Compliment
Venant d'un auteur connu et primé ça fait du bien un compliment
Un auteur connu et primé.
Claude Arnaud je l'ai découvert à travers son livre "Qu'as-tu fait de tes frères", je me suis retrouvé dans ces années 1950/60 alors que j'habitais à quelques encablures de son domicile.
La situation géographique, Paris surtout, m'a remémoré ce monde où j'ai tant vécu d'aventures diverses et souvent incertaines.
Aussi, lui ayant envoyé quelques-uns de mes livres, je ne pensais pas soulever un tel retour, n'ayant aucune prétention littéraire j'écris comme ça vient sans me préoccuper de la forme, ne gardant que le fond.

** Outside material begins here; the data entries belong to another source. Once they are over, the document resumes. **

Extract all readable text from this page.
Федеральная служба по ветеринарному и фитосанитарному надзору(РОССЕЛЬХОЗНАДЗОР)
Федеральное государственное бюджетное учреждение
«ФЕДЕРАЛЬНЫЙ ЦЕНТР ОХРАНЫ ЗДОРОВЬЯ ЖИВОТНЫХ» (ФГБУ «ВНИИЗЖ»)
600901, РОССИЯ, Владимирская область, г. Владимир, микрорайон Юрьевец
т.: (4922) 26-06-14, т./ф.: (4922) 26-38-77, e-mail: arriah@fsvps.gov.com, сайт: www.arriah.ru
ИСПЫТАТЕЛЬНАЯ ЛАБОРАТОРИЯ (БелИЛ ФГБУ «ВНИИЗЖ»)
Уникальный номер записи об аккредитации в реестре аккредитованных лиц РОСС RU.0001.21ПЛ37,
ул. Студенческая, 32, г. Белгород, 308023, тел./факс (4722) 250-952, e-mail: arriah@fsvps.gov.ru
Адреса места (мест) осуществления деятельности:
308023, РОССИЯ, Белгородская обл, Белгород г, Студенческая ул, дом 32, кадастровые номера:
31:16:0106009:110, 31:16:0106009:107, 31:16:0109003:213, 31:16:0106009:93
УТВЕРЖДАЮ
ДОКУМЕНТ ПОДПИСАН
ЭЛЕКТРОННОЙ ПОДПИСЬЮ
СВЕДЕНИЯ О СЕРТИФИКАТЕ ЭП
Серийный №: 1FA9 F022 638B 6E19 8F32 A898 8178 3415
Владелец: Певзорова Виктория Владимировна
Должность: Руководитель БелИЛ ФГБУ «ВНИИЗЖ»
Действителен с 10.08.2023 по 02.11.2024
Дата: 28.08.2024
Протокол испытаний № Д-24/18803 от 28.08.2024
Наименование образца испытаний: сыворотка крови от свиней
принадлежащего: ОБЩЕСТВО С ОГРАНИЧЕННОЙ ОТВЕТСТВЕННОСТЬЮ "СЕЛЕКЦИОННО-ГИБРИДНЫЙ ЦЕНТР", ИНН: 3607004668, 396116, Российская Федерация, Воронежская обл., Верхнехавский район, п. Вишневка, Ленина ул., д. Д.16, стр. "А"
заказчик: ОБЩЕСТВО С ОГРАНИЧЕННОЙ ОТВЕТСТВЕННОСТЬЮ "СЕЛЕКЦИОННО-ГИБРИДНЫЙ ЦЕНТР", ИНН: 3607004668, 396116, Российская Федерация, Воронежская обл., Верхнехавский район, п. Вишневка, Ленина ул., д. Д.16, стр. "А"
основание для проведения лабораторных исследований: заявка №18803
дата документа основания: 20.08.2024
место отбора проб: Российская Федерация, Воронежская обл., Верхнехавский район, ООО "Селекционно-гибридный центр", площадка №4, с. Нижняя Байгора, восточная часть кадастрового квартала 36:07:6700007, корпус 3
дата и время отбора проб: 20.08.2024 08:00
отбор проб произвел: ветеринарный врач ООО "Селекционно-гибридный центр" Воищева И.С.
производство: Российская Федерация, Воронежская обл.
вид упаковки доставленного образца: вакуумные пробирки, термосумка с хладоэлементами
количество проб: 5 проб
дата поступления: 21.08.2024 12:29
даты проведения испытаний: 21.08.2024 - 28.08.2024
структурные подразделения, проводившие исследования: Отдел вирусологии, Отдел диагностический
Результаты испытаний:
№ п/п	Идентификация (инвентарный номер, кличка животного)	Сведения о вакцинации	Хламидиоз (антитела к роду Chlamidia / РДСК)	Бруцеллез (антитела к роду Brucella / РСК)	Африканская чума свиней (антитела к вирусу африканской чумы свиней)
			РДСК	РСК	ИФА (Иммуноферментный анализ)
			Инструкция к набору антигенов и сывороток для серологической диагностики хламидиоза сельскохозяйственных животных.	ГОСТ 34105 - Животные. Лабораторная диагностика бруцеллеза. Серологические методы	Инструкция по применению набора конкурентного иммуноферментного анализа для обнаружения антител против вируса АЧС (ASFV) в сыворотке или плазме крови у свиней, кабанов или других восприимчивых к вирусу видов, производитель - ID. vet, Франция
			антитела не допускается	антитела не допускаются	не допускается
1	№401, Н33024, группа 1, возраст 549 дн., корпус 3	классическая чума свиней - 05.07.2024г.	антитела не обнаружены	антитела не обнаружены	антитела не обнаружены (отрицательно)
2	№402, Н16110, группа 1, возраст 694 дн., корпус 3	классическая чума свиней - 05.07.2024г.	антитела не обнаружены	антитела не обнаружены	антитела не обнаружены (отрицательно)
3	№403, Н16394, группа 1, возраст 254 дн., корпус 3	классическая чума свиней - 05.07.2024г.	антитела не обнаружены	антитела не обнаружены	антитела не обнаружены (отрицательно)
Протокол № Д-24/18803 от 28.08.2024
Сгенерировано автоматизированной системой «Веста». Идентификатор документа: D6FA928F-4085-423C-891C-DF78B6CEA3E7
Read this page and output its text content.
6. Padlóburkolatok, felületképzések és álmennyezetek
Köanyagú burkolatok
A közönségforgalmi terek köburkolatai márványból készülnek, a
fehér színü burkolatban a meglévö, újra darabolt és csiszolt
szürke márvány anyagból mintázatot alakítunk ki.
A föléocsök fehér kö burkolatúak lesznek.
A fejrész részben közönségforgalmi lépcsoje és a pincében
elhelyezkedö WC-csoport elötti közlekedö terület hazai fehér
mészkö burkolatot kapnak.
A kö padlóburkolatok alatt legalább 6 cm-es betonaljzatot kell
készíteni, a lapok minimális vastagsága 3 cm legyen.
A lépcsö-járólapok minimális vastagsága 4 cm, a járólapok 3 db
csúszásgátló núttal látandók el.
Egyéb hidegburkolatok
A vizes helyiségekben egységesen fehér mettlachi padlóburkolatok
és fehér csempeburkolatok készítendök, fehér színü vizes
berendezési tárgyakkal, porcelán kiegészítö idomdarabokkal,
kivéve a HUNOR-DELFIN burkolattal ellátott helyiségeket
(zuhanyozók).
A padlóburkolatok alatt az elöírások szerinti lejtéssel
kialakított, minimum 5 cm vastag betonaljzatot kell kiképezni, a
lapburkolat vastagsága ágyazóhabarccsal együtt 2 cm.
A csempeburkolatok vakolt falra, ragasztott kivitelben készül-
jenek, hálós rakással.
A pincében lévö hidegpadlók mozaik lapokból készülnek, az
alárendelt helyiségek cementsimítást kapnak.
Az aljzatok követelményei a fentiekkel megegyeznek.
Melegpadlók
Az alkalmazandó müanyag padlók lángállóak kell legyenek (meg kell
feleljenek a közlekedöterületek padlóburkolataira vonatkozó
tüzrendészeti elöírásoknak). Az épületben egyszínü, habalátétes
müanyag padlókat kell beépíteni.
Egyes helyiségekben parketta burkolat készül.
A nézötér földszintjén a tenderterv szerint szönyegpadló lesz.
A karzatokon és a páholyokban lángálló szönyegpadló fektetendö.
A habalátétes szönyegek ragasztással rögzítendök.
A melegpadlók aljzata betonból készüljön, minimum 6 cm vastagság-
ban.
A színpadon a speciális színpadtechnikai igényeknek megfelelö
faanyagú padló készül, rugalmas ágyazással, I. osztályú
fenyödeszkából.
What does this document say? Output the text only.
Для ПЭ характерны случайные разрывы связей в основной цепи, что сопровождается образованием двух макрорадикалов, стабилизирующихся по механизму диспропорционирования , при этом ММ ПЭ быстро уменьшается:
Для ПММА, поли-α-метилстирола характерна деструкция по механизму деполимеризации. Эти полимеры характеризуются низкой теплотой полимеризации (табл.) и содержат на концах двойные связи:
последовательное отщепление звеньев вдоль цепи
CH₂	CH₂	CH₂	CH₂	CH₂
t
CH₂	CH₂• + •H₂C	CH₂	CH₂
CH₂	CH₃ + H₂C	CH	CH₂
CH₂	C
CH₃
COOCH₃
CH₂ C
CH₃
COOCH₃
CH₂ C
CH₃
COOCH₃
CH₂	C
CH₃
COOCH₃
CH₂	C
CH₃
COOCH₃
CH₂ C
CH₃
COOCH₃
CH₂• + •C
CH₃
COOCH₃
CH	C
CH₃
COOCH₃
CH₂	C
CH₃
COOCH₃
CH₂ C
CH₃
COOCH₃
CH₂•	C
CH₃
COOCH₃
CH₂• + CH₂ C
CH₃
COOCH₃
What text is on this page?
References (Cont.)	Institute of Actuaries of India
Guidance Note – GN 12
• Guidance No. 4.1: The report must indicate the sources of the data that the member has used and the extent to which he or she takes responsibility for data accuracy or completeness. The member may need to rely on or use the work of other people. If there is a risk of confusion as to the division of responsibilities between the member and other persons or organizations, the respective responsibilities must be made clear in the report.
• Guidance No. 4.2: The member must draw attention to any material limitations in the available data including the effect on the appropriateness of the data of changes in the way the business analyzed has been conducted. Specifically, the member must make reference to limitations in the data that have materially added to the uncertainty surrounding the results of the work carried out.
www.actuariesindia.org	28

Alors de recevoir un compliment ça fait toujours plaisir, d'autant que je découvre que le sujet de mes livres serait intéressant pour bien d'autres.
J'avais déjà eu du retour à travers un auteur qui est également biographe, une de mes pages antérieures.
Ces compliments me font plaisir, au moins je n'aurais pas passé des milliers d'heures d'écriture pour du vent.
Voici ce compliment.
Bonsoir François Ihuel,
Ça y est, j'ai pu trouver deux pleines journées pour vous lire, j'ai donc commencé par le tout premier tome, "Onze métiers - Cent galères".
Vous avez trois atouts en main, une excellente mémoire, à la fois visuelle et "détailliste", une sincérité qui fait qu'on ne doute jamais (à une exception près, j'y reviendrai) de la véracité de tout ce que vous nous racontez, et une libido impérieuse qui nous sert de fil rouge narratif et nous permet (quand l'homosexualité nous concerne d'autant plus) de tourner avec impatience les pages, en se demandant quelle nouvelle rencontre vous allez faire, quelle nouvelle aventure vous allez vivre.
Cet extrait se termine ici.